Can I ask for clarification on the grouping in external_indices? The nested vector is constructed as

SeQuant/SeQuant/core/utility/indices.hpp

Lines 470 to 478 in e5543da

	for (std::size_t i = 0; i < groups.ket.size(); ++i) {
	cont.at(i).push_back(groups.ket[i]);
	}
	for (std::size_t i = 0; i < groups.bra.size(); ++i) {
	cont.at(i).push_back(groups.bra[i]);
	}
	for (std::size_t i = 0; i < groups.aux.size(); ++i) {
	cont.at(i).push_back(groups.aux[i]);
	}

Is there a reason this is not

for (std::size_t i = 0; i < groups.ket.size(); ++i) { 
  cont.at(0).push_back(groups.ket[i]); 
} 
for (std::size_t i = 0; i < groups.bra.size(); ++i) { 
  cont.at(1).push_back(groups.bra[i]); 
} 
for (std::size_t i = 0; i < groups.aux.size(); ++i) { 
   cont.at(2).push_back(groups.aux[i]); 
}

This would return [[bra0, bra1, ...], [ket0, ket1, ...], [aux0, aux1, ...]] rather than [[bra0, ket0, aux0], [bra1, ket1, aux1], ...]. The former implicitly carries the bra/ket/aux ranks, whereas the latter does not, which makes it difficult to construct an appropriate output tensor when the ranks are not equal.

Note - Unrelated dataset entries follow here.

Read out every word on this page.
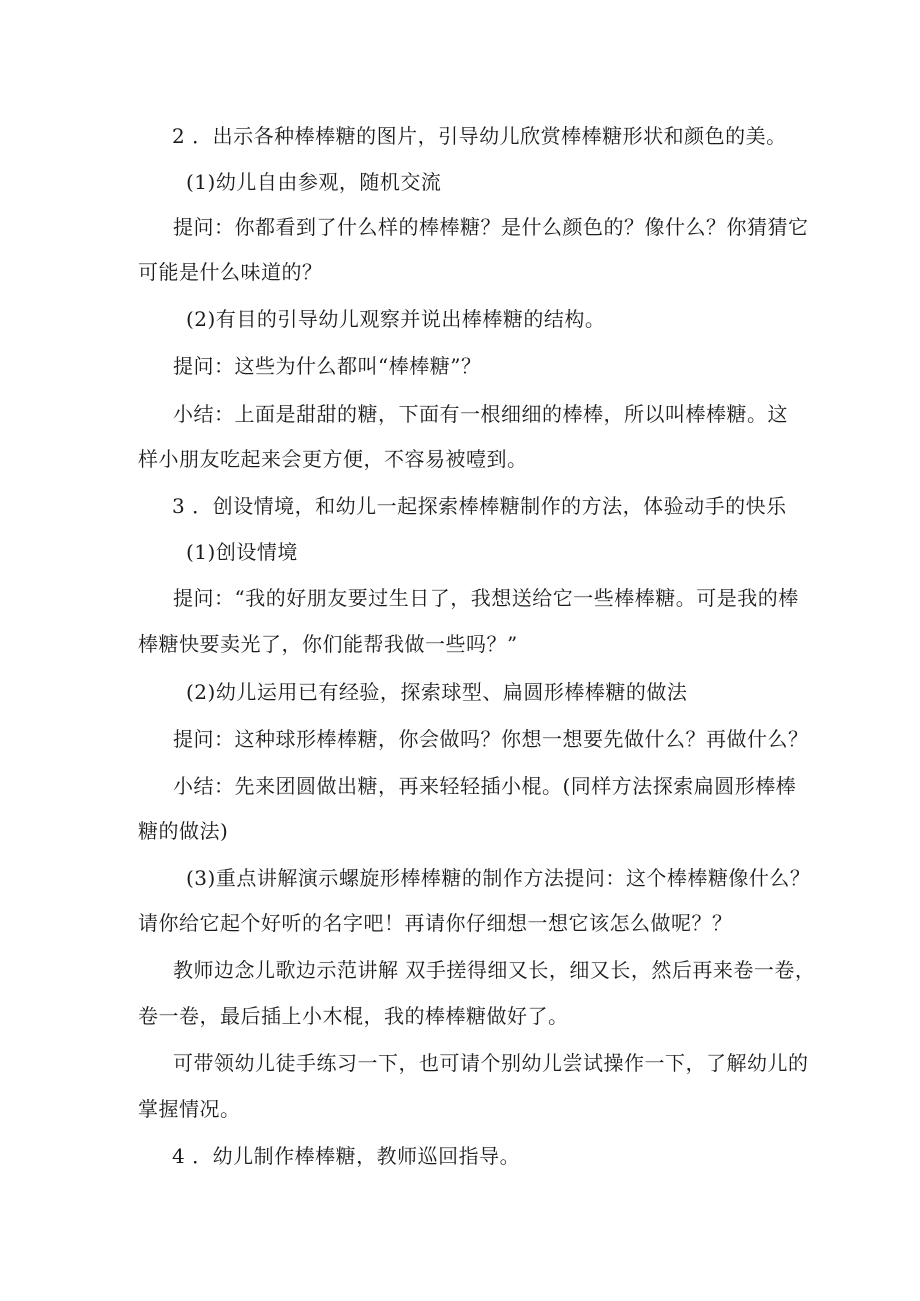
2 ．出示各种棒棒糖的图片，引导幼儿欣赏棒棒糖形状和颜色的美。
(1)幼儿自由参观，随机交流
提问：你都看到了什么样的棒棒糖？是什么颜色的？像什么？你猜猜它
可能是什么味道的？
(2)有目的引导幼儿观察并说出棒棒糖的结构。
提问：这些为什么都叫“棒棒糖”？
小结：上面是甜甜的糖，下面有一根细细的棒棒，所以叫棒棒糖。这
样小朋友吃起来会更方便，不容易被噎到。
3 ．创设情境，和幼儿一起探索棒棒糖制作的方法，体验动手的快乐
(1)创设情境
提问：“我的好朋友要过生日了，我想送给它一些棒棒糖。可是我的棒
棒糖快要卖光了，你们能帮我做一些吗？”
(2)幼儿运用已有经验，探索球型、扁圆形棒棒糖的做法
提问：这种球形棒棒糖，你会做吗？你想一想要先做什么？再做什么？
小结：先来团圆做出糖，再来轻轻插小棍。(同样方法探索扁圆形棒棒
糖的做法)
(3)重点讲解演示螺旋形棒棒糖的制作方法提问：这个棒棒糖像什么？
请你给它起个好听的名字吧！再请你仔细想一想它该怎么做呢？？
教师边念儿歌边示范讲解 双手搓得细又长，细又长，然后再来卷一卷，
卷一卷，最后插上小木棍，我的棒棒糖做好了。
可带领幼儿徒手练习一下，也可请个别幼儿尝试操作一下，了解幼儿的
掌握情况。
4 ．幼儿制作棒棒糖，教师巡回指导。
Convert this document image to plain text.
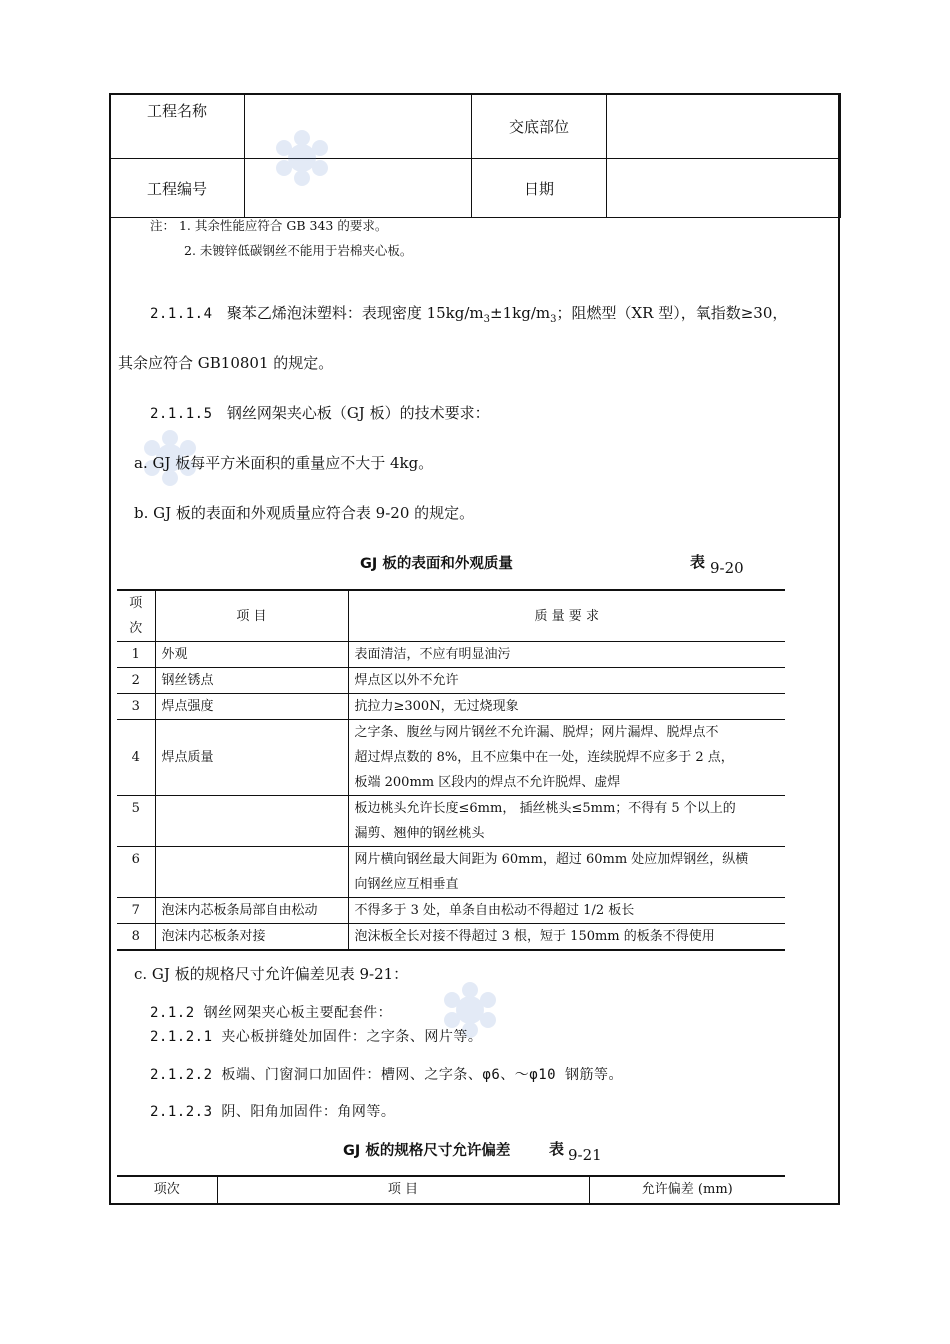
工程名称		交底部位	
工程编号		日期	
注： 1. 其余性能应符合 GB 343 的要求。
2. 未镀锌低碳钢丝不能用于岩棉夹心板。
2.1.1.4 聚苯乙烯泡沫塑料：表现密度 $15kg/m_3\pm 1kg/m_3$；阻燃型（XR 型），氧指数≥30，
其余应符合 GB10801 的规定。
2.1.1.5 钢丝网架夹心板（GJ 板）的技术要求：
a. GJ 板每平方米面积的重量应不大于 4kg。
b. GJ 板的表面和外观质量应符合表 9-20 的规定。
GJ 板的表面和外观质量	表 9-20
项次	项 目	质 量 要 求
1	外观	表面清洁，不应有明显油污
2	钢丝锈点	焊点区以外不允许
3	焊点强度	抗拉力≥300N，无过烧现象
4	焊点质量	之字条、腹丝与网片钢丝不允许漏、脱焊；网片漏焊、脱焊点不
超过焊点数的 8%，且不应集中在一处，连续脱焊不应多于 2 点，
板端 200mm 区段内的焊点不允许脱焊、虚焊

5		板边桃头允许长度≤6mm， 插丝桃头≤5mm；不得有 5 个以上的
漏剪、翘伸的钢丝桃头

6		网片横向钢丝最大间距为 60mm，超过 60mm 处应加焊钢丝，纵横
向钢丝应互相垂直

7	泡沫内芯板条局部自由松动	不得多于 3 处，单条自由松动不得超过 1/2 板长
8	泡沫内芯板条对接	泡沫板全长对接不得超过 3 根，短于 150mm 的板条不得使用
c. GJ 板的规格尺寸允许偏差见表 9-21：
2.1.2 钢丝网架夹心板主要配套件：
2.1.2.1 夹心板拼缝处加固件：之字条、网片等。
2.1.2.2 板端、门窗洞口加固件：槽网、之字条、φ6、～φ10 钢筋等。
2.1.2.3 阴、阳角加固件：角网等。
GJ 板的规格尺寸允许偏差	表 9-21
项次	项 目	允许偏差 (mm)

EDIT: Just noticed it's also ket, bra, aux rather than bra, ket, aux too?

[evaleev]

I am sure this is not what should happen.

the purpose of external groups is to constrain indices to have same m_s/"spin". Most of the time bra and ket indices in same "column" (column bundle of slots) share spin (this is true for spin-conserving/free operators). But each aux indices is in its own bundle. so expect the default to produce [[bra0, ket0], [bra1, ket1], .... [aux0], [aux1] ...].

@Krzmbrzl looks like you last touched this, do you agree?

[obackhouse]

ah that would make sense -- but also then for e.g. EOM vectors you could have

[[bra0, ket0], [bra1]]

and

[[bra0, ket0], [ket1]]

which causes some ambiguity.

[Krzmbrzl]

looks like you last touched this, do you agree?

Yes, this currently doesn't do the right thing.

EDIT: Just noticed it's also ket, bra, aux rather than bra, ket, aux too?

Indeed - as long as the ordering is consistent (which it seems to be), that's not an issue but for us fellow humans it would probably be nicer to have the order bra, ket.
EDIT: The ordering does in fact end up being important (due to the way the result of this function is used throughout SeQuant).

For the non-covariant case, my assumption is that it simply hasn't been tested/used yet. @evaleev would have to comment on that. This might be in the regime of "we need better handling of external indices in expressions"